Les Souvenirs d'enfance de marcel Pagnol sont totalement à part dans son oeuvre, et sont non seulement un succès significatif d'édition sans précédent, ils sont passés totalement dans l'inconscient collectif. Il est souvent mentionné à quel point l'auteur de ces Souvenirs a su transcrire en mots et rendre visuelle la mémoire de son enfance, ou du moins de ce qu'il en retenait... Yves robert de son côté, a toujours voulu être celui qui les adapterait, au point de maintenir des années durant une correspondance acharnée avec la famille Pagnol! Et quand on voit les deux films, on comprend pourquoi: il s'est totalement approprié ces souvenirs, au point d'en faire, probablement, une réflexion personnelle et tendre sur l'enfance et le bonheur: oui, mais vus par... Yves Robert.
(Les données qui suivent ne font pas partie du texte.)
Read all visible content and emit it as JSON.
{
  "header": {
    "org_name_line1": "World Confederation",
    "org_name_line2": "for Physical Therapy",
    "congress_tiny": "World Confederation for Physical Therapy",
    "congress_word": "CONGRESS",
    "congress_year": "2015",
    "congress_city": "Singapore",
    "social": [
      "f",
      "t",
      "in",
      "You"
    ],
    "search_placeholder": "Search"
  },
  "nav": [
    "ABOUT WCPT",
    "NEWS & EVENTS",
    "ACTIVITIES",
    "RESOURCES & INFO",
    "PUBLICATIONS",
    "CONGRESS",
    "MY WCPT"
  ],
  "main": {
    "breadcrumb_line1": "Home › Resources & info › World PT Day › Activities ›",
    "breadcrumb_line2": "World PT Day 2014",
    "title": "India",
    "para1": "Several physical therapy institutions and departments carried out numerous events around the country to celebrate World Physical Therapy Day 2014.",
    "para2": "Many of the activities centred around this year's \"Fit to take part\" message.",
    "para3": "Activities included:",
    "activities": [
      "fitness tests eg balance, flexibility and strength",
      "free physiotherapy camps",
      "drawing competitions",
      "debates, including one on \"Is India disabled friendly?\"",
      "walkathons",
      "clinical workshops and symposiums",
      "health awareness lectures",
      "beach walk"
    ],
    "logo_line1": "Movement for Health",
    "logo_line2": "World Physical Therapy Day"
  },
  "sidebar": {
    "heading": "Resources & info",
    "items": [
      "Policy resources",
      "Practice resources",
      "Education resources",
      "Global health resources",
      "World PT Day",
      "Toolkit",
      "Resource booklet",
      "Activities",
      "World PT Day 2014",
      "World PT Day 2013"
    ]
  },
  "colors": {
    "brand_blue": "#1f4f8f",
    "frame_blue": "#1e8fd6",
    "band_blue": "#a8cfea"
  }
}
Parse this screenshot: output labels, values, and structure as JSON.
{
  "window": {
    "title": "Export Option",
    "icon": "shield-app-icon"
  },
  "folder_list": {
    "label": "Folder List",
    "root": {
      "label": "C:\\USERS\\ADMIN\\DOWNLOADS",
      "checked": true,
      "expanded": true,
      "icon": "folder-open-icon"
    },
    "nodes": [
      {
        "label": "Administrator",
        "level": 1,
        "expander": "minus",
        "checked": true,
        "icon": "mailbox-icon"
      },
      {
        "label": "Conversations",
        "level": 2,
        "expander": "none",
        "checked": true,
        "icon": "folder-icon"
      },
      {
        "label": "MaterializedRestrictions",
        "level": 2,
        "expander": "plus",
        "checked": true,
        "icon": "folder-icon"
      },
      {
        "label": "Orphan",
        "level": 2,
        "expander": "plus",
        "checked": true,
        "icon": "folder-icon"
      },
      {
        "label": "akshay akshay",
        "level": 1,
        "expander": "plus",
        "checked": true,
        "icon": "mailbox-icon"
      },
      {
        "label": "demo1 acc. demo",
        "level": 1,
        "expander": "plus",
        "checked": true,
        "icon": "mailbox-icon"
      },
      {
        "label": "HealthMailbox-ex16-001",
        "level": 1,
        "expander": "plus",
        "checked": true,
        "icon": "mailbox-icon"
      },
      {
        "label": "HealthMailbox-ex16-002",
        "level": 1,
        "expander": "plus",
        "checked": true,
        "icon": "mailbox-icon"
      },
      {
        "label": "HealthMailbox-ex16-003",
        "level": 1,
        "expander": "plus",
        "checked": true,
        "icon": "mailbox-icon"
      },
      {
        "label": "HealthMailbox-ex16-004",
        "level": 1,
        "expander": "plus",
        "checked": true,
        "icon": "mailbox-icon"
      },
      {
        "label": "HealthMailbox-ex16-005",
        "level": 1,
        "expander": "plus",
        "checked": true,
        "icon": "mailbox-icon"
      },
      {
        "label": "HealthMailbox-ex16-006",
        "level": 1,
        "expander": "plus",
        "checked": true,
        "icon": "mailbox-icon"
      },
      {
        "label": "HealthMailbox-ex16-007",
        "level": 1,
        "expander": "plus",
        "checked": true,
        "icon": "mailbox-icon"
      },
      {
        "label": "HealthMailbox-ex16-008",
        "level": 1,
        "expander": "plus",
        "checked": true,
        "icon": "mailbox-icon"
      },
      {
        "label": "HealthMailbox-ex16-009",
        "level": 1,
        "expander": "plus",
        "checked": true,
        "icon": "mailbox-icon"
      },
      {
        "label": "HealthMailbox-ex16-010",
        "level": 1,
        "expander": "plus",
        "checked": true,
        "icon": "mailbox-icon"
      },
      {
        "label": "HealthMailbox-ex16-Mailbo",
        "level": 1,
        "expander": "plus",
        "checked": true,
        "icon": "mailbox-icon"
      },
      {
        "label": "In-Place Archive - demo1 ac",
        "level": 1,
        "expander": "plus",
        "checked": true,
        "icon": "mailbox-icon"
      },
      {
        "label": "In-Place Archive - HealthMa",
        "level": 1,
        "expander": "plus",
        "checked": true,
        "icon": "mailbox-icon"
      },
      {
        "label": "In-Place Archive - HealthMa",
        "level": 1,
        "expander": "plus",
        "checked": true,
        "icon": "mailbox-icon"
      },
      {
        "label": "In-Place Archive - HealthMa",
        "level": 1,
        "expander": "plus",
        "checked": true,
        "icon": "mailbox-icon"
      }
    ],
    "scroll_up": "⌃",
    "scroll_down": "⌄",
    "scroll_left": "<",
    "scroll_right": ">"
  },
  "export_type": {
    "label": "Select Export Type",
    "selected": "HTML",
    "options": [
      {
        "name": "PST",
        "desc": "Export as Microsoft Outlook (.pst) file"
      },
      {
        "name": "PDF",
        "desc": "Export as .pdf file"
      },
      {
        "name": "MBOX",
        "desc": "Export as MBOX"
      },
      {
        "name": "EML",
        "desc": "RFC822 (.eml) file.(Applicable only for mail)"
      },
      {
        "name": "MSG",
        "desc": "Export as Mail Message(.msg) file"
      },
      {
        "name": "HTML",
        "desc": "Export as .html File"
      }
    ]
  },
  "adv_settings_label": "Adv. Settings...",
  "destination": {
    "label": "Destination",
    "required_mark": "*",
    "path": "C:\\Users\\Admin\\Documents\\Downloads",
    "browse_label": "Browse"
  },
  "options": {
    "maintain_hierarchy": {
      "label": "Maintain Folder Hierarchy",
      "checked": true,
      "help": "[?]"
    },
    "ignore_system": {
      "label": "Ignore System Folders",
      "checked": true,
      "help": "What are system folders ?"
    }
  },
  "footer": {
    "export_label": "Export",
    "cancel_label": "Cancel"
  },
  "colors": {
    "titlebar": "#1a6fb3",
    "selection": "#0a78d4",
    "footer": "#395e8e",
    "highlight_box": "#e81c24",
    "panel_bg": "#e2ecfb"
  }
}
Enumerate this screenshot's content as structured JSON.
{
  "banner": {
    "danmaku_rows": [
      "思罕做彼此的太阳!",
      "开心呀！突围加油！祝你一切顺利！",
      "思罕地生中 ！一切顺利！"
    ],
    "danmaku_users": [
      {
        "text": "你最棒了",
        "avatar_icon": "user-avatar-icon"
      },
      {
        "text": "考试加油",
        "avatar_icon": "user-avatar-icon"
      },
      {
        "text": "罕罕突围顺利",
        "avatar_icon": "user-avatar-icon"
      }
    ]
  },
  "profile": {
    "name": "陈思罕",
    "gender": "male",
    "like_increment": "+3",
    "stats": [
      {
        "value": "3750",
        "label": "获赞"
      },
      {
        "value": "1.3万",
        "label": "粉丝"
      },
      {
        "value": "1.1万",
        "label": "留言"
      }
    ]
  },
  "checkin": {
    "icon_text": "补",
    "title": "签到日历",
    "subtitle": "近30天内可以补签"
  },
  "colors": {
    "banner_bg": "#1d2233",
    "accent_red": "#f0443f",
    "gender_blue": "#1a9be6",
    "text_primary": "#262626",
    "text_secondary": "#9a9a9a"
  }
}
Deux films certes, mais un projet: les deux oeuvres ont d'ailleurs fait l'objet d'un tournage, et sont sorties à quelques jours de distance... On peut, je pense, voir le premier seul, mais pas le deuxième: Le Château de ma mère est totalement fondé sur la familiarité avec La Gloire de mon père... Je pense qu'il ne tiendrait pas debout sans visionner la première partie

Le premier film raconte donc le rapport très particulier de Marcel à ses parents, un père idolâtré et une mère couvée de toute l'inquiétude d'un enfant de 9 ans qui a conscience de sa fragilité. Le petit frère (Paul) et la petite soeur (d'ailleurs c'est son identité, sur presque toute la durée elle n'est que "la petite soeur") sont accessoires, l'intérêt ici étant le rapport du garçon à ses parents et celui du conteur à son auditoire. C'est la base d'un choix: Jean-Pierre Darras prête sa voix au Marcel devenu adulte; une démarche humble d'Yves Robert, généralement satisfaisante, parfois frustrante, quand le commentaire devient redondant ou précède l'image: on est devant un film sacré nom! Mais Yves Robert a livré une adaptation visuellement constamment soignée et enchanteresse: je suis surpris de voir à quel point j'ai eu l'impression d'avoir déjà vu les films. Ce n'était pourtant pas le cas, mais c'est exactement comme ça que je voyais les livres à leur lecture... Avec évidement une préférence pour le premier, tant le deuxième s'embourbe un peu dans cette histoire de passage en douce le long d'un canal...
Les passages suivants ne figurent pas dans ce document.